Ein Interview mit Emmanuel Mouret zu „Tagebuch einer Pariser Affäre“

Veröffentlicht am
07. Mai 2023
Diskussion

Der 1970 geborene französische Filmemacher Emmanuel Mouret hat sich einen Namen als Schöpfer eleganter Dialogkomödien gemacht, die geistreich und erfrischend Liebe und Beziehungen thematisieren. Sein neuer Film „Tagebuch einer Pariser Affäre“ (seit 23.3. in den Kinos) stellt ein von Sandrine Kiberlain und Vincent Macaigne gespieltes Paar in den Mittelpunkt, das sich auf eine unverbindliche Liaison einigt, aber die Tücken dieser Vereinbarung erfährt. Ein Gespräch über Szenen einer Nicht-Ehe, Drama durch die Wahl der Worte und die Kunst des Weglassens.

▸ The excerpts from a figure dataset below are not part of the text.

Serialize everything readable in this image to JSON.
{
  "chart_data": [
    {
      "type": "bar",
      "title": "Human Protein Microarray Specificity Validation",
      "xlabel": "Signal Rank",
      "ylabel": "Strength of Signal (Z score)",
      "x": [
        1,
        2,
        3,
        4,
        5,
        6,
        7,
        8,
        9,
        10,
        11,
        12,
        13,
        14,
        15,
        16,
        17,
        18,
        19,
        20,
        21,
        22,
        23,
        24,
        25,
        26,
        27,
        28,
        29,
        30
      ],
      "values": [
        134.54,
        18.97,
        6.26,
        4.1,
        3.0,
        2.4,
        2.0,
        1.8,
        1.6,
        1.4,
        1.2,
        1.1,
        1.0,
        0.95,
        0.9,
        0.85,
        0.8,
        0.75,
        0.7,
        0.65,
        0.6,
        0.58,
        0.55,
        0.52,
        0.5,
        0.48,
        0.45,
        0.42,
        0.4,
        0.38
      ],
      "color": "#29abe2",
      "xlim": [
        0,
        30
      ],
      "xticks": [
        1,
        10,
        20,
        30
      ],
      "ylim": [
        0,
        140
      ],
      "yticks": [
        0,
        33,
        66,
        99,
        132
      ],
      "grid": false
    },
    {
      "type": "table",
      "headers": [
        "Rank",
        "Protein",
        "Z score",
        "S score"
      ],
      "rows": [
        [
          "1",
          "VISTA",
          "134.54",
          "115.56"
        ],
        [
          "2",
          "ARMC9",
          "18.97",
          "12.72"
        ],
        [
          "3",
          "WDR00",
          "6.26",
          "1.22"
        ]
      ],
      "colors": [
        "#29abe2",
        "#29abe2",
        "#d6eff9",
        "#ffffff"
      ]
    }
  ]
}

Zu Beginn Ihrer Karriere hat man Sie in Frankreich oft mit Filmemachern wie Woody Allen oder Nanni Moretti verglichen. Nun ist man als Filmemacher nicht unbedingt immer glücklich mit solchen Vergleichen. Was haben Ihnen Woody Allen und Nanni Moretti bedeutet?

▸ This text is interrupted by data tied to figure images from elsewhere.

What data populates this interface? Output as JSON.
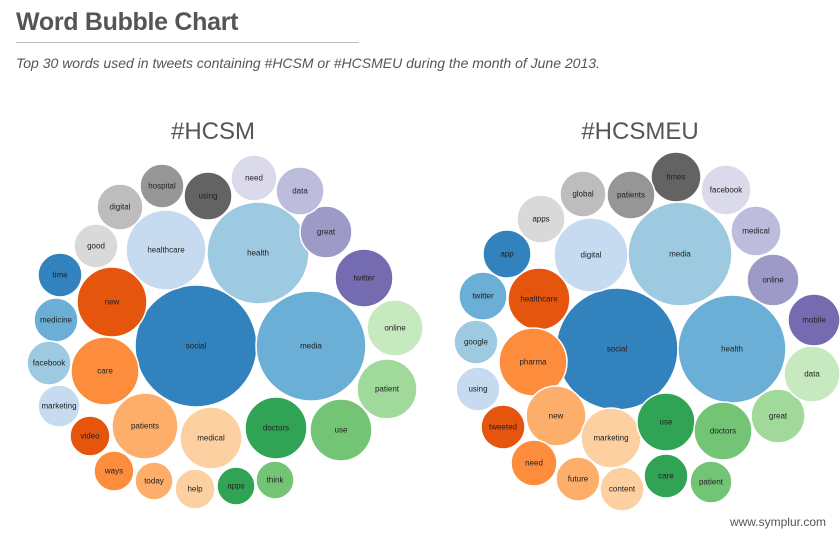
{
  "header": {
    "title": "Word Bubble Chart",
    "subtitle": "Top 30 words used in tweets containing #HCSM or #HCSMEU during the month of June 2013."
  },
  "footer": {
    "source": "www.symplur.com"
  },
  "chart_data": [
    {
      "type": "bubble",
      "title": "#HCSM",
      "words": [
        {
          "word": "social",
          "color": "#3182bd"
        },
        {
          "word": "media",
          "color": "#6baed6"
        },
        {
          "word": "health",
          "color": "#9ecae1"
        },
        {
          "word": "healthcare",
          "color": "#c6dbef"
        },
        {
          "word": "new",
          "color": "#e6550d"
        },
        {
          "word": "care",
          "color": "#fd8d3c"
        },
        {
          "word": "patients",
          "color": "#fdae6b"
        },
        {
          "word": "medical",
          "color": "#fdd0a2"
        },
        {
          "word": "doctors",
          "color": "#31a354"
        },
        {
          "word": "use",
          "color": "#74c476"
        },
        {
          "word": "patient",
          "color": "#a1d99b"
        },
        {
          "word": "online",
          "color": "#c7e9c0"
        },
        {
          "word": "twitter",
          "color": "#756bb1"
        },
        {
          "word": "great",
          "color": "#9e9ac8"
        },
        {
          "word": "data",
          "color": "#bcbddc"
        },
        {
          "word": "need",
          "color": "#dadaeb"
        },
        {
          "word": "using",
          "color": "#636363"
        },
        {
          "word": "hospital",
          "color": "#969696"
        },
        {
          "word": "digital",
          "color": "#bdbdbd"
        },
        {
          "word": "good",
          "color": "#d9d9d9"
        },
        {
          "word": "time",
          "color": "#3182bd"
        },
        {
          "word": "medicine",
          "color": "#6baed6"
        },
        {
          "word": "facebook",
          "color": "#9ecae1"
        },
        {
          "word": "marketing",
          "color": "#c6dbef"
        },
        {
          "word": "video",
          "color": "#e6550d"
        },
        {
          "word": "ways",
          "color": "#fd8d3c"
        },
        {
          "word": "today",
          "color": "#fdae6b"
        },
        {
          "word": "help",
          "color": "#fdd0a2"
        },
        {
          "word": "apps",
          "color": "#31a354"
        },
        {
          "word": "think",
          "color": "#74c476"
        }
      ]
    },
    {
      "type": "bubble",
      "title": "#HCSMEU",
      "words": [
        {
          "word": "social",
          "color": "#3182bd"
        },
        {
          "word": "health",
          "color": "#6baed6"
        },
        {
          "word": "media",
          "color": "#9ecae1"
        },
        {
          "word": "digital",
          "color": "#c6dbef"
        },
        {
          "word": "healthcare",
          "color": "#e6550d"
        },
        {
          "word": "pharma",
          "color": "#fd8d3c"
        },
        {
          "word": "new",
          "color": "#fdae6b"
        },
        {
          "word": "marketing",
          "color": "#fdd0a2"
        },
        {
          "word": "use",
          "color": "#31a354"
        },
        {
          "word": "doctors",
          "color": "#74c476"
        },
        {
          "word": "great",
          "color": "#a1d99b"
        },
        {
          "word": "data",
          "color": "#c7e9c0"
        },
        {
          "word": "mobile",
          "color": "#756bb1"
        },
        {
          "word": "online",
          "color": "#9e9ac8"
        },
        {
          "word": "medical",
          "color": "#bcbddc"
        },
        {
          "word": "facebook",
          "color": "#dadaeb"
        },
        {
          "word": "times",
          "color": "#636363"
        },
        {
          "word": "patients",
          "color": "#969696"
        },
        {
          "word": "global",
          "color": "#bdbdbd"
        },
        {
          "word": "apps",
          "color": "#d9d9d9"
        },
        {
          "word": "app",
          "color": "#3182bd"
        },
        {
          "word": "twitter",
          "color": "#6baed6"
        },
        {
          "word": "google",
          "color": "#9ecae1"
        },
        {
          "word": "using",
          "color": "#c6dbef"
        },
        {
          "word": "tweeted",
          "color": "#e6550d"
        },
        {
          "word": "need",
          "color": "#fd8d3c"
        },
        {
          "word": "future",
          "color": "#fdae6b"
        },
        {
          "word": "content",
          "color": "#fdd0a2"
        },
        {
          "word": "care",
          "color": "#31a354"
        },
        {
          "word": "patient",
          "color": "#74c476"
        }
      ]
    }
  ]
}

Emmanuel Mouret: Diese Vergleiche hingen vor allem damit zusammen, dass ich damals in meinen Filmen selbst mitgespielt habe, genauso wie Allen und Moretti in ihren. Woody Allen war mir immer wichtig, wenn es um die Regie geht, aber auch um den Aufbau des Drehbuchs. Sein Werk hat mich bereichert. Mein Kameramann Laurent Desmet und ich haben uns genauer angeschaut, wie Woody Allen mit Gordon Willis – der ja auch der Director of Photography von Coppolas „Der Pate“ war – szenische Lösungen gefunden hat. Ich mache Filme, in denen die dramatischen Verwicklungen durch die Dialoge zwischen den Figuren transportiert werden, die sich austauschen, Fragen stellen, moralische Probleme haben. Und da waren die optischen Lösungen, die Gordon Willis in den Filmen von Woody Allen gefunden hat, schon inspirierend.

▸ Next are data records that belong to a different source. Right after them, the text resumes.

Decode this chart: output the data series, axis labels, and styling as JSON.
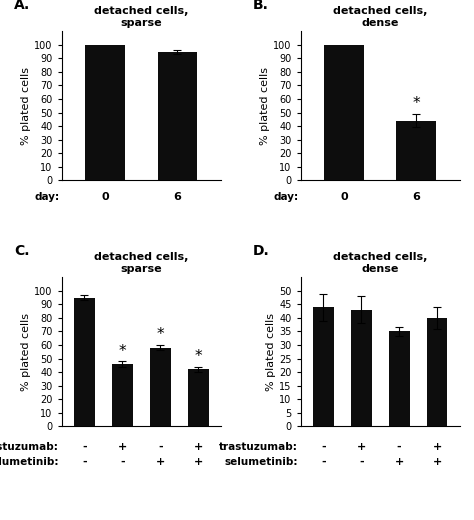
{
  "panel_A": {
    "title": "detached cells,\nsparse",
    "label": "A.",
    "values": [
      100,
      95
    ],
    "errors": [
      0,
      1.5
    ],
    "x_labels": [
      "0",
      "6"
    ],
    "xlabel": "day:",
    "ylabel": "% plated cells",
    "ylim": [
      0,
      110
    ],
    "yticks": [
      0,
      10,
      20,
      30,
      40,
      50,
      60,
      70,
      80,
      90,
      100
    ],
    "star": [
      false,
      false
    ]
  },
  "panel_B": {
    "title": "detached cells,\ndense",
    "label": "B.",
    "values": [
      100,
      44
    ],
    "errors": [
      0,
      5
    ],
    "x_labels": [
      "0",
      "6"
    ],
    "xlabel": "day:",
    "ylabel": "% plated cells",
    "ylim": [
      0,
      110
    ],
    "yticks": [
      0,
      10,
      20,
      30,
      40,
      50,
      60,
      70,
      80,
      90,
      100
    ],
    "star": [
      false,
      true
    ]
  },
  "panel_C": {
    "title": "detached cells,\nsparse",
    "label": "C.",
    "values": [
      95,
      46,
      58,
      42
    ],
    "errors": [
      2,
      2,
      2,
      2
    ],
    "trastuzumab_labels": [
      "-",
      "+",
      "-",
      "+"
    ],
    "selumetinib_labels": [
      "-",
      "-",
      "+",
      "+"
    ],
    "xlabel_trastuzumab": "trastuzumab:",
    "xlabel_selumetinib": "selumetinib:",
    "ylabel": "% plated cells",
    "ylim": [
      0,
      110
    ],
    "yticks": [
      0,
      10,
      20,
      30,
      40,
      50,
      60,
      70,
      80,
      90,
      100
    ],
    "star": [
      false,
      true,
      true,
      true
    ]
  },
  "panel_D": {
    "title": "detached cells,\ndense",
    "label": "D.",
    "values": [
      44,
      43,
      35,
      40
    ],
    "errors": [
      5,
      5,
      1.5,
      4
    ],
    "trastuzumab_labels": [
      "-",
      "+",
      "-",
      "+"
    ],
    "selumetinib_labels": [
      "-",
      "-",
      "+",
      "+"
    ],
    "xlabel_trastuzumab": "trastuzumab:",
    "xlabel_selumetinib": "selumetinib:",
    "ylabel": "% plated cells",
    "ylim": [
      0,
      55
    ],
    "yticks": [
      0,
      5,
      10,
      15,
      20,
      25,
      30,
      35,
      40,
      45,
      50
    ],
    "star": [
      false,
      false,
      false,
      false
    ]
  },
  "bar_color": "#0d0d0d",
  "bar_width": 0.55,
  "background_color": "#ffffff",
  "title_fontsize": 8,
  "label_fontsize": 10,
  "tick_fontsize": 7,
  "axis_label_fontsize": 8,
  "xlabel_fontsize": 7.5
}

Könnten Sie etwas konkreter verdeutlichen, wie Sie zum Beispiel in Ihrem neuen Film „Tagebuch einer Pariser Affäre“ mit Laurent Desmet zusammengearbeitet haben?

Mouret: Das Drehbuch ist ja ein wenig wie ein Theaterstück aufgebaut. Es gibt viele Dialogszenen. Ich machte es mir zum Prinzip, dass die beiden Hauptfiguren nie sitzen und ständig in Bewegung sind. Damit wollte ich verhindern, dass man auf diese Schuss-Gegenschuss-Einstellungen zurückgreift, damit der Zuschauer wirklich Lust bekommt, diese Figuren zu sehen. Da man sie ständig sieht, wollte ich nicht redundant werden. Da sind ihre Dialoge, das, was sie sagen, und das, was sich auf ihren Gesichtern abspielt. Dieses Zusammenspiel, dieses Intime wollte ich mit Kinomitteln erzählen. Die Frage, die man sich dabei stellen kann, wäre: Wann zeige ich ihre Gesichter und warum? Was gesagt wird, hört man ja sehr gut, und Hörspiele im Radio funktionieren ja auch gut. (lacht) Was also ist für das Kino interessant? Wann will man die Figuren zeigen? Da kommen die Plansequenzen ins Spiel, die erlauben, dass sich die Figuren viel bewegen können. Manchmal sieht man sie von nah, dann wieder von fern, von vorne, von hinten, nur ihren Rücken, nur ihr Profil oder im Off. Dann besteht das Regieführen in erster Linie darin, was man im Bildrahmen sehen will, was im Bild erscheint und wie es erscheint.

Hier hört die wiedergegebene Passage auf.